SBJ/May 21 - 27, 2007/This Weeks News

Red Bulls won’t play at new stadium till 2009

The New York Red Bulls will not play at their new MLS stadium in Harrison, N.J., until 2009 because environmental cleanup at the 12-acre construction site has taken longer than expected.

“Realistically, I don’t think Red Bull will be able to move in until April 2009,” said Nick Sakiewicz, president of AEG New York. “The building will be completed at the end of 2008 or early 2009.”

Oil cleanup at the site has delayed work on a project that
has already seen design changes.

The project had been scheduled to be completed in the summer of 2008, and the Red Bulls hoped to begin playing there next season.

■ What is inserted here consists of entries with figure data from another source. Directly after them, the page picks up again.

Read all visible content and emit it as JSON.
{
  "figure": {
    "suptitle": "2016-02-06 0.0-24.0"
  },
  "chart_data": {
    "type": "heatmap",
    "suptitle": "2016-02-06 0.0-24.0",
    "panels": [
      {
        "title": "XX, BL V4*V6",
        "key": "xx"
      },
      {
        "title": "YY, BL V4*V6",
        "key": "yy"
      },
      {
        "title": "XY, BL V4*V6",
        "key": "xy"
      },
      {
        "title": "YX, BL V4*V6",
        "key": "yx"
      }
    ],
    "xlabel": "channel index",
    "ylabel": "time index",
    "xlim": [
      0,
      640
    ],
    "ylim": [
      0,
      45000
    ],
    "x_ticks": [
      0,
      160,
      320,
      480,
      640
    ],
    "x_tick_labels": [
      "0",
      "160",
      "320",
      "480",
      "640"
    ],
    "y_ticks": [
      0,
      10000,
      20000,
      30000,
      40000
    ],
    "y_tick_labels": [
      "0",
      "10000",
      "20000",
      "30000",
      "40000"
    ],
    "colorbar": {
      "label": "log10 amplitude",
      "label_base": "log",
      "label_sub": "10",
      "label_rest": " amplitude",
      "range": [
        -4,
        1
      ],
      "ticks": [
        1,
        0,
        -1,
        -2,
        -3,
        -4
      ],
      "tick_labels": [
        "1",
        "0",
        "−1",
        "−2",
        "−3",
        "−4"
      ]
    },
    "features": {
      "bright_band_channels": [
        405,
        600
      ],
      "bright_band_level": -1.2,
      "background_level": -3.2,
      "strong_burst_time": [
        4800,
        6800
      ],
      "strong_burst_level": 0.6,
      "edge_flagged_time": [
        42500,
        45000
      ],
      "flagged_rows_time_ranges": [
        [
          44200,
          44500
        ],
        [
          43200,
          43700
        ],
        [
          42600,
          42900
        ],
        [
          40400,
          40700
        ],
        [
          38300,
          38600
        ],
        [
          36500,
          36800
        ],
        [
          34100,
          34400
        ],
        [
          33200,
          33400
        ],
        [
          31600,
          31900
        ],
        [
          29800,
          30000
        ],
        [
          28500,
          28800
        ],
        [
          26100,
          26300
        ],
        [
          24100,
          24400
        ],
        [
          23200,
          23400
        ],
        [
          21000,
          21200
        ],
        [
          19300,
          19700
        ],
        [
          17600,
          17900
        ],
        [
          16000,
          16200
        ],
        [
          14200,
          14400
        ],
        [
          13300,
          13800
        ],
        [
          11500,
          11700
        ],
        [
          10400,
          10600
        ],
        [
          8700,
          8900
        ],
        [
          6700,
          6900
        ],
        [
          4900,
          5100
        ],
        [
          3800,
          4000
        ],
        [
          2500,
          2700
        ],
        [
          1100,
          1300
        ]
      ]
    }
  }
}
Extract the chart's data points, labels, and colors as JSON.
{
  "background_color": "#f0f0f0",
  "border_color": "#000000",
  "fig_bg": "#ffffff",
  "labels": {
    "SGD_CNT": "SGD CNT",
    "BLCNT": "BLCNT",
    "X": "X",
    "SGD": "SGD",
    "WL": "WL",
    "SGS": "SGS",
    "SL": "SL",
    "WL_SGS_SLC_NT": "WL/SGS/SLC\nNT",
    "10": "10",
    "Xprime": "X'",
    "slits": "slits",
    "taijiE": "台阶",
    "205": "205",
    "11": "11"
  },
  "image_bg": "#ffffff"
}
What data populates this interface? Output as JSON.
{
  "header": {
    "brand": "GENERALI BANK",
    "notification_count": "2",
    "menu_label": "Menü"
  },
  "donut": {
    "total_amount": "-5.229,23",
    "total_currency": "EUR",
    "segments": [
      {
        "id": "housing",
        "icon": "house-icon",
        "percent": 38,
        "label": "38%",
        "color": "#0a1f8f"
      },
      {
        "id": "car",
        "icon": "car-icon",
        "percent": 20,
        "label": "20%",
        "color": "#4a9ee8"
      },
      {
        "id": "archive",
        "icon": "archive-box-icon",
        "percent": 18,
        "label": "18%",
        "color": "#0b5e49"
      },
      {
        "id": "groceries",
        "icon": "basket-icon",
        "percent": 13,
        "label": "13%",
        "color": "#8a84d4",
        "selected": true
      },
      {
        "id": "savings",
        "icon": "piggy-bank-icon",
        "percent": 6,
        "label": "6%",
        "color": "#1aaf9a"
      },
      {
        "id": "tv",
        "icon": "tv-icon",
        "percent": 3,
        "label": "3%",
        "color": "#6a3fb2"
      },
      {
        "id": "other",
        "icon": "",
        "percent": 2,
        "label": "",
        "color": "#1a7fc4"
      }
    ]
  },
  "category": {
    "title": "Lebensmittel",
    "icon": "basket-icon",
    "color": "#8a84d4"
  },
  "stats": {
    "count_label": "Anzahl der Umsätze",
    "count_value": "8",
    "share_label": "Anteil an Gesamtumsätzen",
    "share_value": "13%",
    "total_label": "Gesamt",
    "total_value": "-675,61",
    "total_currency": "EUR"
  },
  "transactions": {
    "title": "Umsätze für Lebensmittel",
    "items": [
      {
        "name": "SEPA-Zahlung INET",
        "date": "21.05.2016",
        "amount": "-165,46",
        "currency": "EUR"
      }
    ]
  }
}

“Until it’s 100 percent certain that it’s delayed beyond 2008, we won’t talk about that,” said Marc de Grandpre, Red Bull New York managing director.

Though publicly the delay is attributed to environmental cleanup, privately, sources say the project has been delayed by a dispute over financing.

When Red Bull purchased the MetroStars in 2006, the company also bought a 50 percent stake in a $100 million stadium AEG planned to develop. But when the energy drink company pushed for additional suites and a 360-degree roof to cover all the seats, the price rose to $150 million.

The $50 million difference left AEG and Red Bull at odds over who should cover the extra cost, a matter that sources say still hasn’t been resolved.

Sakiewicz denied that finances had anything to do with the delays at Red Bull Park, saying the delays were exclusively tied to two “hot spots” discovered at the site where oil had been dumped years before. He said there were also three layers of concrete to excavate, which slowed things down.

“We found little surprises along the way,” Sakiewicz said. “You do as much investigation ahead of time as you can, but once you take the building down and get under the foundation, you never know.”

The contractor, completing one of the largest environmental cleanup projects in New Jersey history, found the oil, and it was a lengthy process to collect it and truck it off site, Sakiewicz said. The entire site is about 85 percent clean now.

The cost of cleaning the site rose to $13 million because of the oil, double the initial projection, Sakiewicz said. The city of Harrison and the state are paying for the cleanup as part of their $100 million commitment to finance infrastructure improvements.

The stadium opening could be pushed back further if the next winters are severe and hinder construction efforts, he said.

“These are all things unforseen in the construction process,” Sakiewicz said.

Red Bull New York’s front office sold season tickets this year in part by saying buyers would receive “priority rights for seats in … Red Bull Park, scheduled to open in 2008.”

De Grandpre said a delay of the project would not change season-ticket holders’ priority status. “We’ll make sure anyone who’s bought into the stadium or its opening is rewarded,” he said.

A delay means the team likely will remain in Giants Stadium for another season. The team has an option on its lease there for 2008 with the New Jersey Sports Exposition Authority. The reported $3 million lease will increase 5 percent if the team returns next year.